MHC I Stabilizing Potential of Computer-Designed Octapeptides

1Institute of Organic Chemistry and Chemical Biology, Johann Wolfgang Goethe-Universität, Siesmayerstraße. 70, 60323 Frankfurt am Main, Germany
2Clinical Research Group Tumor Immunologie, Skin Cancer Center Charité, Clinic of Dermatology, Charité-Universitätsmedizin Berlin, Charitéplatz 1, 10117 Berlin, Germany
3Institut für Organische Chemie, Universität Tübingen, Auf der Morgenstelle 18, 74076 Tübingen, Germany
4Institute of Molecular Biology and Bioinformatics, Charité-Universitätsmedizin Berlin, Arnimallee 22, 14195 Berlin, Germany
5Institute of Pharmaceutical Sciences, ETH Zürich, Wolfgang-Pauli-Street. 10, 8093 Zürich, Switzerland

Received 28 September 2009; Revised 27 January 2010; Accepted 8 March 2010

Academic Editor: Yongqun Oliver He

Copyright © 2010 Joanna M. Wisniewska et al. This is an open access article distributed under the Creative Commons Attribution License, which permits unrestricted use, distribution, and reproduction in any medium, provided the original work is properly cited.

Abstract

Experimental results are presented for 180 in silico designed octapeptide sequences and their stabilizing effects on the major histocompatibility class I molecule H - 2 K b . Peptide sequence design was accomplished by a combination of an ant colony optimization algorithm with artificial neural network classifiers. Experimental tests yielded nine H - 2 K b stabilizing and 171 nonstabilizing peptides. 28 among the nonstabilizing octapeptides contain canonical motif residues known to be favorable for MHC I stabilization.

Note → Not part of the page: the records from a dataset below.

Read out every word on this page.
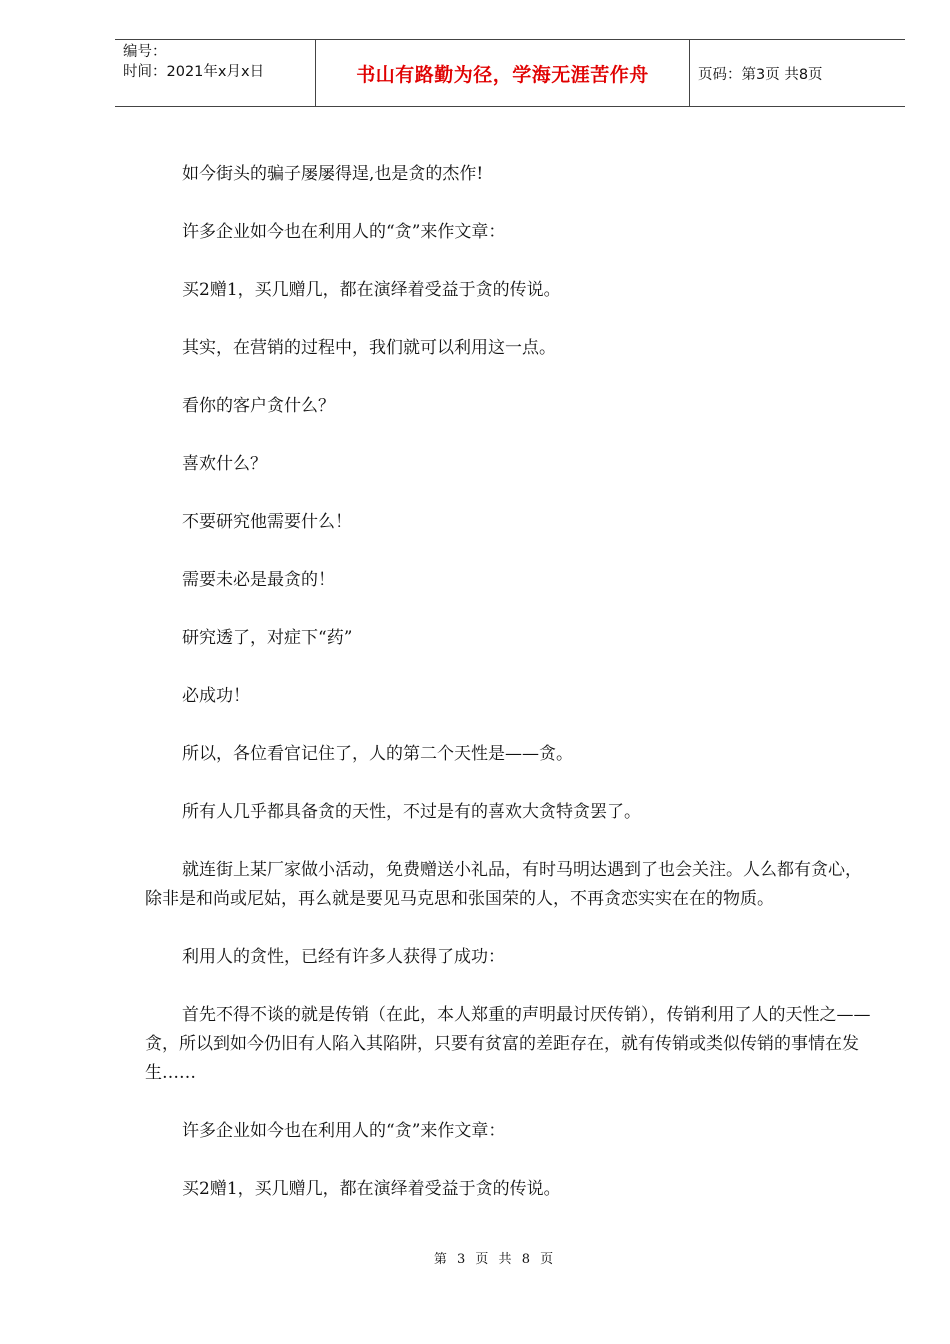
编号：
时间：2021年x月x日	书山有路勤为径，学海无涯苦作舟	页码：第3页 共8页

如今街头的骗子屡屡得逞,也是贪的杰作!

许多企业如今也在利用人的“贪”来作文章：

买2赠1，买几赠几，都在演绎着受益于贪的传说。

其实，在营销的过程中，我们就可以利用这一点。

看你的客户贪什么？

喜欢什么？

不要研究他需要什么！

需要未必是最贪的！

研究透了，对症下“药”

必成功！

所以，各位看官记住了，人的第二个天性是——贪。

所有人几乎都具备贪的天性，不过是有的喜欢大贪特贪罢了。

就连街上某厂家做小活动，免费赠送小礼品，有时马明达遇到了也会关注。人么都有贪心，除非是和尚或尼姑，再么就是要见马克思和张国荣的人，不再贪恋实实在在的物质。

利用人的贪性，已经有许多人获得了成功：

首先不得不谈的就是传销（在此，本人郑重的声明最讨厌传销），传销利用了人的天性之——贪，所以到如今仍旧有人陷入其陷阱，只要有贫富的差距存在，就有传销或类似传销的事情在发生……

许多企业如今也在利用人的“贪”来作文章：

买2赠1，买几赠几，都在演绎着受益于贪的传说。

第 3 页 共 8 页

For characterization of the area covered by stabilizing and non-stabilizing octapeptides in sequence space, we visualized the distribution of 100,603 octapeptides using a self-organizing map. The experimental results present evidence that the canonical sequence motives of the SYFPEITHI database on their own are insufficient for predicting MHC I protein stabilization.